Reissues (Jan 15): Martika, Northern Soul's Classiest Rarities and Jukebox In Crampsville

Reissues (Jan 15): Martika, Northern Soul's Classiest Rarities and Jukebox In Crampsville

Music Week's round-up of the latest album reissues and catalogue releases. This week, Martika is rated alongside comps from labels Kent and  Righteous.

Martika
Martika's Kitchen (Cherry Pop CRPOPD 195)

Three years after making Martika's eponymous 1988 debut available in an expanded edition, Cherry Pop accord the same privilege to her 1991 follow-up, Martika's Kitchen. The last album by the Californian singer/songwriter to achieve chart status, it is an arguably better and definitely more substantial album than her more lightweight but fun debut, not least because of the involvement of Prince. He produced and co-wrote four songs here, including both of the Top 20 singles the record spawned, Love...Thy Will Be Done and the title track. One of the most elegant and pleasing of the many songs he bestowed on others, Love...Thy Will Be Done is a lilting, melodic plodder with an underlying gospel feel. The rest of the album is not without its charms, either, with the similarly paced Coloured Kisses leading the way, although it surprisingly peaked a notch short of the Top 40 when released as a single. The album is expanded to a 2CD edition for this 'reheated' and remastered edition, with the second of them comprising a dozen edifying side orders of remixes and edits.        

Various
Northern Soul's Classiest Rarities Volume 6 (Kent CDKEND 471)

Choosing quality over quantity, it has taken Kent 16 years to get as far as Volume 6 of this series, with the latest release, like its antecedents, collecting together 24 irresistible floorfillers from across the Northern Soul spectrum. The attention to detail and painstaking research that goes into this series can be gleaned from the inclusion of The Fidels' superb I Only Cry Once A Day Now - which has never previously been released, and wasn't even known to exist until 2015 - and Sad Tomorrows, also newly rescued from obscurity, which turns out to be a gorgeous piece of blue-eyed soul from Nooney Rickett with a big Jack Nitzsche production. Tamala Lewis' You Won't Say Nothing is a slick early George Clinton track, while Little Nicky Soul's is a typically classy Sidney Barnes obscurity. Additionally, the rather more familiar Northern Soul monster One In A Million by Maxine Brown - a real barnstormer with a backing track that is redolent in parts of Stevie Wonder's Uptight - turns up in a previously unreleased take.     

Various
Jukebox In Crampsville - 60 Way Out Tunes At A Dime A Piece (Righteous PSALM 23.89D)

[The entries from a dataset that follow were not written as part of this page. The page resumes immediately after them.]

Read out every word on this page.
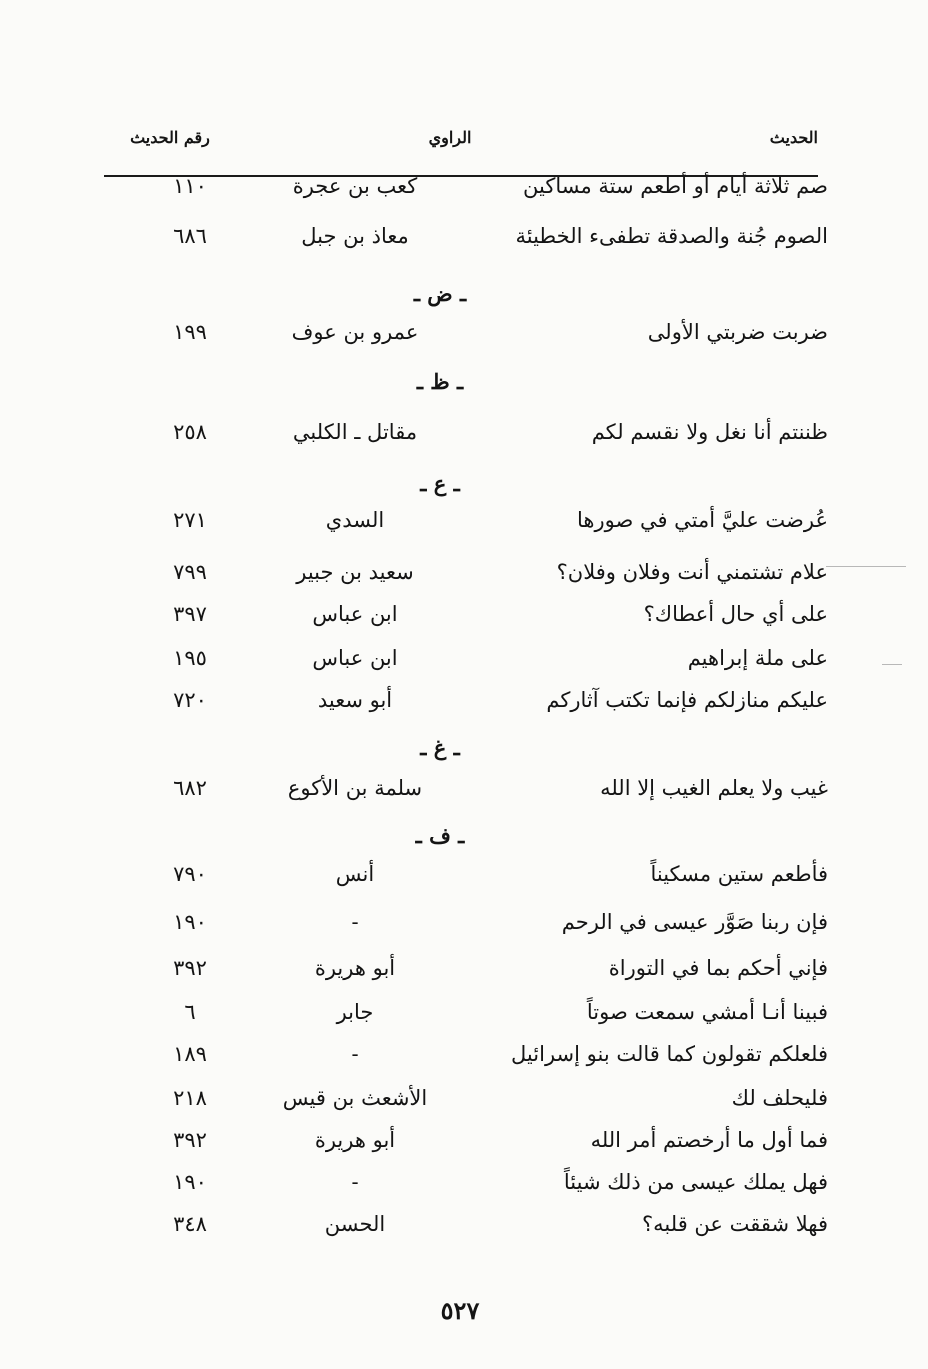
الحديث
الراوي
رقم الحديث
صم ثلاثة أيام أو أطعم ستة مساكين
كعب بن عجرة
١١٠
الصوم جُنة والصدقة تطفىء الخطيئة
معاذ بن جبل
٦٨٦
ـ ض ـ
ضربت ضربتي الأولى
عمرو بن عوف
١٩٩
ـ ظ ـ
ظننتم أنا نغل ولا نقسم لكم
مقاتل ـ الكلبي
٢٥٨
ـ ع ـ
عُرضت عليَّ أمتي في صورها
السدي
٢٧١
علام تشتمني أنت وفلان وفلان؟
سعيد بن جبير
٧٩٩
على أي حال أعطاك؟
ابن عباس
٣٩٧
على ملة إبراهيم
ابن عباس
١٩٥
عليكم منازلكم فإنما تكتب آثاركم
أبو سعيد
٧٢٠
ـ غ ـ
غيب ولا يعلم الغيب إلا الله
سلمة بن الأكوع
٦٨٢
ـ ف ـ
فأطعم ستين مسكيناً
أنس
٧٩٠
فإن ربنا صَوَّر عيسى في الرحم
-
١٩٠
فإني أحكم بما في التوراة
أبو هريرة
٣٩٢
فبينا أنـا أمشي سمعت صوتاً
جابر
٦
فلعلكم تقولون كما قالت بنو إسرائيل
-
١٨٩
فليحلف لك
الأشعث بن قيس
٢١٨
فما أول ما أرخصتم أمر الله
أبو هريرة
٣٩٢
فهل يملك عيسى من ذلك شيئاً
-
١٩٠
فهلا شققت عن قلبه؟
الحسن
٣٤٨
٥٢٧
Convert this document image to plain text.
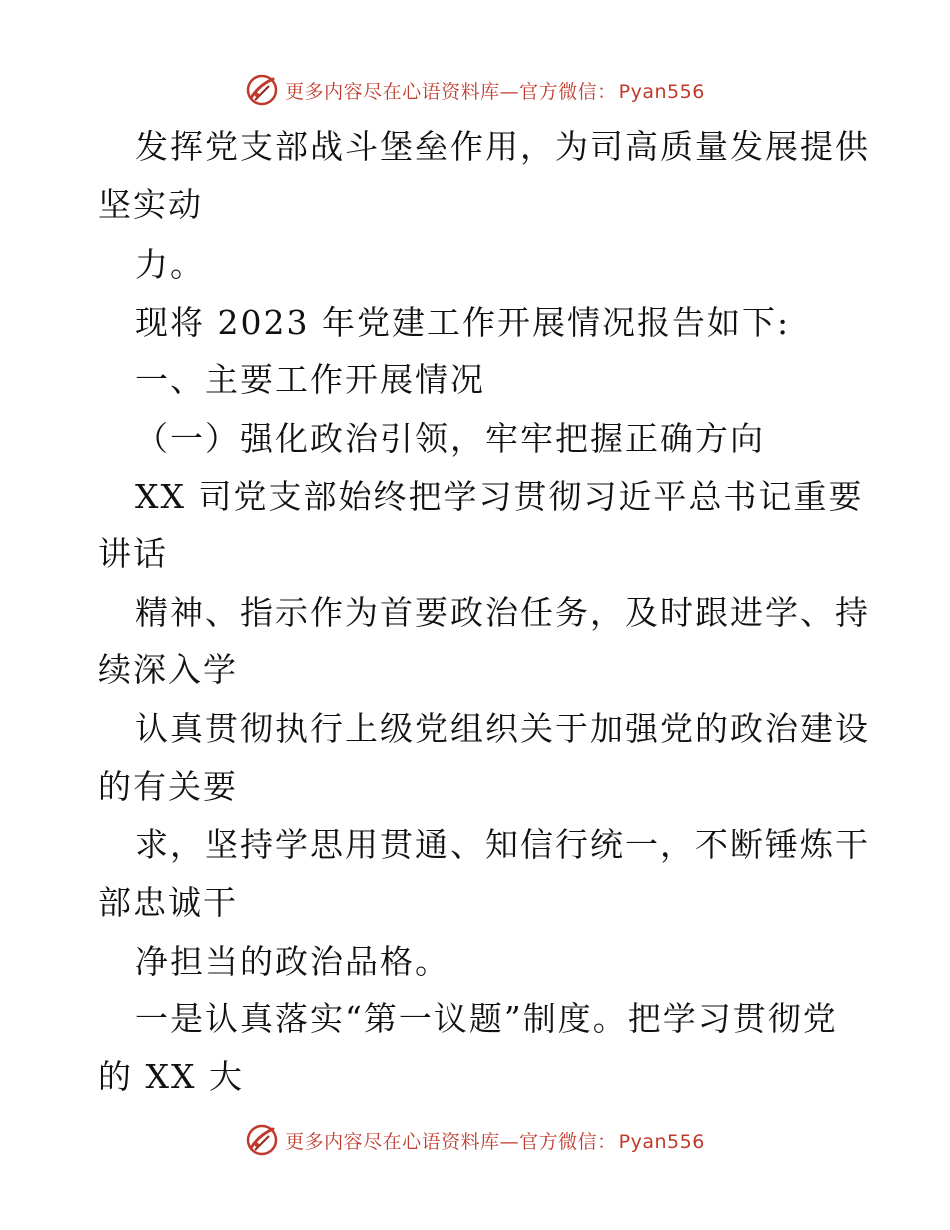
更多内容尽在心语资料库—官方微信： Pyan556
发挥党支部战斗堡垒作用，为司高质量发展提供
坚实动
力。
现将 2023 年党建工作开展情况报告如下:
一、主要工作开展情况
（一）强化政治引领，牢牢把握正确方向
XX 司党支部始终把学习贯彻习近平总书记重要
讲话
精神、指示作为首要政治任务，及时跟进学、持
续深入学
认真贯彻执行上级党组织关于加强党的政治建设
的有关要
求，坚持学思用贯通、知信行统一，不断锤炼干
部忠诚干
净担当的政治品格。
一是认真落实“第一议题”制度。把学习贯彻党
的 XX 大
更多内容尽在心语资料库—官方微信： Pyan556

Esoteric rockabilly band The Cramps' Lux Interior and Poison Ivy are the curators of this and four previous 2CD compilations in the last three years anthologising offbeat tracks he plays on the radio or she has in her collection. And, judging by the contents of this latest super strange set, stuffed with curios from the late 1950s and early 1960s, they are far from exhausting the concept. Most cuts here are unfamiliar but far from filler - in fact, the only really widely known track beyond the cognoscenti is Betsy Gay's version of Hound Dog, a lusty rockabilly interpretation of the song released a full year before Elvis Presley made it his own. Subject matter includes Frankenstein, The Wolfman, The Devil, Voodoo, Witches and The Creep. Kitty Wells excels, as she always does, with The Waltz Of The Angels; Ken Nordine offers an early and typically offbeat example of his 'word jazz' style in What Time Is It?; and later hitmakers Paul Revere & The Raiders impress with pounding 1961 instrumental Like, Long Hair. Elsewhere, The Earthworms serve up a funky feast on Mo' Taters, and Jerry & Mel prepare the equally palatable (musically if not gastronomically) Cannibal Stew. Finally, it would be wrong not to mention burlesque performer Terri 'Cup-Cake' O'Mason's Triangle, which relates the story of “The husband, the wife and the lover” and their “Menage above the garage”' and the marriage's disintegration in a pleasing vignette that runs to no more than 88 seconds.